A rectangular storage container with an open top is to have a volume of 10 m3. The length of its base is twice the width. Material for the base costs $9 per m2. Material for the sides costs $150 per m2. Find the dimensions of the container which will minimize cost and the minimum cost. I need the minimum cost , I found the dimensions to length=10

Width=5 height=0.2. Thanks so much in advance!

L = 2 w

V = L w h = 2 w^2 h = 10
so w^2 h = 5

base area = L w =2 w^2
base cost = 18 w^2

ends area = 2 w h
ends cost = 300 w h

sides area = 2 L h = 4 w h
sides cost = 600 w h

total cost = 900 w h + 18 w^2
but h = 5/w^2

c = 900 w (5/w^2) + 18 w^2
c = 4500/w + 18 w^2
dc/dw = -4500/w^2 + 36 w
= 0 for min
36 w^3 = 4500
w = 5 sure enough

$4500 comes up as incorrect :(

Where did you get 4500 from ?

Damon correctly found w = 5

and his cost equation was
c = 4500/w + 18 w^2
= 4500/5 + 18(25) = 1350

So sorry for that!!

To find the dimensions of the container that will minimize the cost, we need to determine the cost function and then minimize it using calculus.

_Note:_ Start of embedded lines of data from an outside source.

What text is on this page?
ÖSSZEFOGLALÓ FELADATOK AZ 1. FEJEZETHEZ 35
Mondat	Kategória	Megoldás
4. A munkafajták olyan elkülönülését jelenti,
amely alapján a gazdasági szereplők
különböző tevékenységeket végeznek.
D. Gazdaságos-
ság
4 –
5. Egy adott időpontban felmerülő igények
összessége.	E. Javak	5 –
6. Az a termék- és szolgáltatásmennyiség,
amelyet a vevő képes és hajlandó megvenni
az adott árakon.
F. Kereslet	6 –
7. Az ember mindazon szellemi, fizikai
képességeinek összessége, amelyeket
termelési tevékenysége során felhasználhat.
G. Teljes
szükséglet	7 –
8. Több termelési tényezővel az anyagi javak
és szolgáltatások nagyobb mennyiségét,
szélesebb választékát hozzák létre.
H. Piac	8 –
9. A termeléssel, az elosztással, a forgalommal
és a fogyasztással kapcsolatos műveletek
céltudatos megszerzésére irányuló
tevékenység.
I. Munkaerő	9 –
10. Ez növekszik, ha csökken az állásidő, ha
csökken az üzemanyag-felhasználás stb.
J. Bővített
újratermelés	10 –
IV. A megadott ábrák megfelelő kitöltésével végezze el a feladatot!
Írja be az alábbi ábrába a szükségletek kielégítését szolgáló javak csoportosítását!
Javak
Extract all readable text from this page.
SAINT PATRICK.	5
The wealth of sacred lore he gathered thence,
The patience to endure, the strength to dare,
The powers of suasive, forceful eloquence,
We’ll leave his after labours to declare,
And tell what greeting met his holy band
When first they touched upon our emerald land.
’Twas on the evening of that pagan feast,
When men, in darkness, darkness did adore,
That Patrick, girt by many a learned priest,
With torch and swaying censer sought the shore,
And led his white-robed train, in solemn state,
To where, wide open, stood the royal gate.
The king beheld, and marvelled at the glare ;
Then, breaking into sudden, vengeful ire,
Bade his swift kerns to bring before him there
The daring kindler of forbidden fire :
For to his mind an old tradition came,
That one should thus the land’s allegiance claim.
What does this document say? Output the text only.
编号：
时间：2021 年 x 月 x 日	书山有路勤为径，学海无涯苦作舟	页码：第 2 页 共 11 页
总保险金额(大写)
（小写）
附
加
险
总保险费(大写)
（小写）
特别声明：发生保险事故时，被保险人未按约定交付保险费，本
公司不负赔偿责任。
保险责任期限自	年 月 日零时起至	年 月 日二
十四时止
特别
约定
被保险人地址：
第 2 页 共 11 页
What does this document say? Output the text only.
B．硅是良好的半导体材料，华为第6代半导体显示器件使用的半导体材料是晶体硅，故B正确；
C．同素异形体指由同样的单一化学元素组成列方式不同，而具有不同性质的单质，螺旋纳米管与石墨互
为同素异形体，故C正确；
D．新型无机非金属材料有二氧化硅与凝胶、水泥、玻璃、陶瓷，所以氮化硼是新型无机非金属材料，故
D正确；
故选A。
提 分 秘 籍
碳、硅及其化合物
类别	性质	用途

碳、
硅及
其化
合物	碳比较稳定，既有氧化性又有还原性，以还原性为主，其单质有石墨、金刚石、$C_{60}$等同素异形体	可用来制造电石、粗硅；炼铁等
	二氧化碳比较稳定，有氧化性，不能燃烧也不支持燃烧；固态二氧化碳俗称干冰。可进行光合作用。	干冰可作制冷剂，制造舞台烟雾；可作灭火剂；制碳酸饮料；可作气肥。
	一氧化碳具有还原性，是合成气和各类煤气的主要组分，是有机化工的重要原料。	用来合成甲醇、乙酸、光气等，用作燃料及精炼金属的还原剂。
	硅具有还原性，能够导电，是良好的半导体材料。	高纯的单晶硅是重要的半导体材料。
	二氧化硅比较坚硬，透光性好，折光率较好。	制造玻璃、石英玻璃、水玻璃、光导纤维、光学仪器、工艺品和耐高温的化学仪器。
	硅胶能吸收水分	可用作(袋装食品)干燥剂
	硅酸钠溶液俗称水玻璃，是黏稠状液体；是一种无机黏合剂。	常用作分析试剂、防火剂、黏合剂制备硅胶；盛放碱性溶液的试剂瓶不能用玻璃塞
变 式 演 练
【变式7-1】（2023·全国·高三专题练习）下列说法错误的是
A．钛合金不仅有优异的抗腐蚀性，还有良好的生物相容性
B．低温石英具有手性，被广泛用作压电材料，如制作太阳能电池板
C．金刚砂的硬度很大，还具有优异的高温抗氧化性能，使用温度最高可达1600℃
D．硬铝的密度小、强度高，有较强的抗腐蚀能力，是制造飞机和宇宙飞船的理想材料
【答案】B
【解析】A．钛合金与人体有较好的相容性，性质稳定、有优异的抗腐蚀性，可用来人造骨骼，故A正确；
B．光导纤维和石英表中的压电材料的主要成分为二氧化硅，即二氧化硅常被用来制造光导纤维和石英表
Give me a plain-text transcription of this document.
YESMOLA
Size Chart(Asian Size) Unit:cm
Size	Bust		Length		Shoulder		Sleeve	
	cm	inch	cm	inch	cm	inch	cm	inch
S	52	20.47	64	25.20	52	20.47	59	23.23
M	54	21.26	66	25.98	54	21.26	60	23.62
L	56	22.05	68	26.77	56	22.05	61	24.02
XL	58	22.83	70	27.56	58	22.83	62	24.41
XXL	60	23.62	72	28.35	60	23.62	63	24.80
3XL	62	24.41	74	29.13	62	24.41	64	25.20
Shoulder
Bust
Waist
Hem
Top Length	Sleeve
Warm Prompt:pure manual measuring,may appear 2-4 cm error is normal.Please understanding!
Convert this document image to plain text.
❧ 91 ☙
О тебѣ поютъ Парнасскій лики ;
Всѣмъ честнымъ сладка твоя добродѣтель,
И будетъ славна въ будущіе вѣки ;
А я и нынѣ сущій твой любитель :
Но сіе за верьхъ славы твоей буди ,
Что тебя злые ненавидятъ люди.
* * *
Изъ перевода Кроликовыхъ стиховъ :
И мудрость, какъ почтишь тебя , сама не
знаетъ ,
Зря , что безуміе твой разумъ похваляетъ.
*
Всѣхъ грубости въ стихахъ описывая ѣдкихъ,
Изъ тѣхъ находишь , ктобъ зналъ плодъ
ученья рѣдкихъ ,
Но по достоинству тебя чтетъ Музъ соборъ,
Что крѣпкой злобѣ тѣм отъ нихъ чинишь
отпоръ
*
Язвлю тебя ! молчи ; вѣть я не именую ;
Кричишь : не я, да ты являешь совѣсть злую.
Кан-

Let's start by defining the variables:
- Length of the base: L
- Width of the base: W
- Height of the container: H

Given that the volume of the container is 10 m^3, we have:

L × W × H = 10

Also, the length of the base is twice the width, so we can write:

L = 2W

Now, let's determine the cost function. The cost of the base is given by:

Cost_base = Area_base × Cost_per_m2 = (L × W) × 9

The cost of the four sides is given by:

Cost_sides = Area_sides × Cost_per_m2 = 2LH + 2WH × 150

The total cost function is the sum of the base cost and the side cost:

Cost = Cost_base + Cost_sides = (L × W) × 9 + (2LH + 2WH) × 150

Using the volume constraint, we can express the cost function in terms of a single variable. Substituting L = 2W and H = 10/(2W^2), we have:

Cost = (2W × W) × 9 + (2(2W)(10/(2W^2)) + 2W(10/(2W^2))) × 150
= 18W^2 + (40/W + 10/W) × 150
= 18W^2 + (50/W) × 150

To find the dimensions that minimize the cost, we need to find the critical points of the cost function. The critical points occur where the derivative of the cost function with respect to W is equal to zero.

Taking the derivative of the cost function with respect to W, we get:

dCost/dW = 36W - (50/W^2) × 150

Setting the derivative equal to zero and solving for W:

36W - (50/W^2) × 150 = 0
36W^3 = 50 × 150
W^3 = (50 × 150)/36
W^3 = 625/3
W ≈ 7.34

Plugging this value of W back into the L = 2W equation, we have:

L = 2 × 7.34 ≈ 14.68

Lastly, substituting the values of W and L into the volume equation, we can find the value of H:

(14.68) × (7.34) × H = 10
H ≈ 0.192

So, the dimensions that minimize the cost are approximately:
Length: 14.68 m
Width: 7.34 m
Height: 0.192 m

To find the minimum cost, substitute these values back into the cost function:

Cost = (14.68 × 7.34) × 9 + (2 × 14.68 × 0.192 + 2 × 7.34 × 0.192) × 150

Calculating this value, we find that the minimum cost is approximately $2738.41.

Therefore, the minimum cost is approximately $2738.41, with the dimensions Length: 14.68 m, Width: 7.34 m, and Height: 0.192 m.